When I think about it, 2008 was a lousy year in a lot of ways. By the end of it, I’d lost two grandparents, a job, and I even got kicked out of my singles ward. And like a lot of people, my investment efforts blew up in my face (at least temporarily—keep a long term perspective!). Yet for all the hassles and challenges, the best thing I remember about 2008 was my sister getting married, which officially made John my brother-in-law. By the time John married Katie, he’d already had a long history with my family. He grew up next door to my grandparents in Farmington, and had been a family friend for years before he and my sister started dating seriously. In fact, John and I were roommates for almost two years in the middle of it all. How many guys can say they lived with their future brother-in-law? For all the good times we enjoyed throwing parties and holding group dates at the house on 1200 south, and taking yearly excursions up to the cabin in Island Park, things just got better after John and Katie got married. My great roommate is a great brother-in-law, but he’s an even better husband and father, not to mention a dedicated priesthood holder, and I’ve especially enjoyed being a part of the family he and Katie are building (even if that means letting him choose a new and risky option for his birthday dinner every year). They gave me something to pin my hopes on back in 2008, and have continued to deliver ever since.

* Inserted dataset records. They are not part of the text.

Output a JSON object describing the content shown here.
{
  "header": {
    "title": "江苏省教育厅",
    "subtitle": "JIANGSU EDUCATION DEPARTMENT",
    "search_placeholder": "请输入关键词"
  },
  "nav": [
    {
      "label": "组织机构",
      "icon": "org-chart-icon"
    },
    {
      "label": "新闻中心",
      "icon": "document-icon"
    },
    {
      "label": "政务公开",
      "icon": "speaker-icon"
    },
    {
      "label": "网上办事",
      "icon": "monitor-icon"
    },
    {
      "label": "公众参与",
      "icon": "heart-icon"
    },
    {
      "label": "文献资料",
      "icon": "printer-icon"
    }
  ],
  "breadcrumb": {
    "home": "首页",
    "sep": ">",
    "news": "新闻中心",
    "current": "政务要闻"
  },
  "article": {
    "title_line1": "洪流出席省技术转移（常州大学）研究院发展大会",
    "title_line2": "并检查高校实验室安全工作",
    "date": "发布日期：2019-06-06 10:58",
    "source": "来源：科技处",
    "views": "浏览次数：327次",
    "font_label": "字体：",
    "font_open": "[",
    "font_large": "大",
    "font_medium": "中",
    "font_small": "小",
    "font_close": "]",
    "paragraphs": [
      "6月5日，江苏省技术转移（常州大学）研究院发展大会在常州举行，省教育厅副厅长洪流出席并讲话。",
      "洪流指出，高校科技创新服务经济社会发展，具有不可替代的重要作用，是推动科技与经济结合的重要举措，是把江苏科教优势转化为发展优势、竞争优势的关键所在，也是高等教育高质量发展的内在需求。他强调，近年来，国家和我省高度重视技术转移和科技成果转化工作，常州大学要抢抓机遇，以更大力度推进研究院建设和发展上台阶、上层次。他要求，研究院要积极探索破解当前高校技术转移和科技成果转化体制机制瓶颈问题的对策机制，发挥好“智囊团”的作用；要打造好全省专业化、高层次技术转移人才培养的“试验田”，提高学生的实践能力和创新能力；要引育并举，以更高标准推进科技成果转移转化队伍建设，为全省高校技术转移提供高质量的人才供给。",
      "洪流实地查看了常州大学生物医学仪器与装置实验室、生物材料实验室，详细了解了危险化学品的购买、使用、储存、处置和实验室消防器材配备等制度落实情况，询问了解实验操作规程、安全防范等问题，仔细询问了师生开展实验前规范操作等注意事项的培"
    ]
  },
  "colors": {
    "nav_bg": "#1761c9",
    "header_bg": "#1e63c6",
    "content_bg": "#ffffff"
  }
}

Whenever I have Ben on my lunch schedule, I know I will laugh. We met in the flannel-clad haze of the early 90s, slogging away bagging groceries for Dick’s Market in a kind of psycho-social high school wonderland. Teenage jobs rarely make a lot of sense, and so it was always good to have Ben around to share the madness. As I got to know Ben better, I quickly realized that he was far more than a sarcastic and quick-witted fellow bagger. He was a performer of various forms, doing musical theater and improv, and his keen taste in writing eventually convinced me to read Woody Allen for the first time. There were group dates and late night hangouts, and a memorable excursion to Yellowstone where Ben forgot to bring a sleeping bag. Eventually we moved on from Dick’s, served missions, and went to college. Ben went legit, getting married, going to law school, having a family. But we kept in touch, mostly in the form of the kind of lunches that helped to inspire this portrait project. These days our hair may be thinner (OK, pretty much gone), and our beards grayer. Ben even has a Clark Kent job for the state AG. But just like back when we spent our afternoons in red nylon aprons, I know I have a go-to man when I need a laugh and a little perspective on the madness of it all.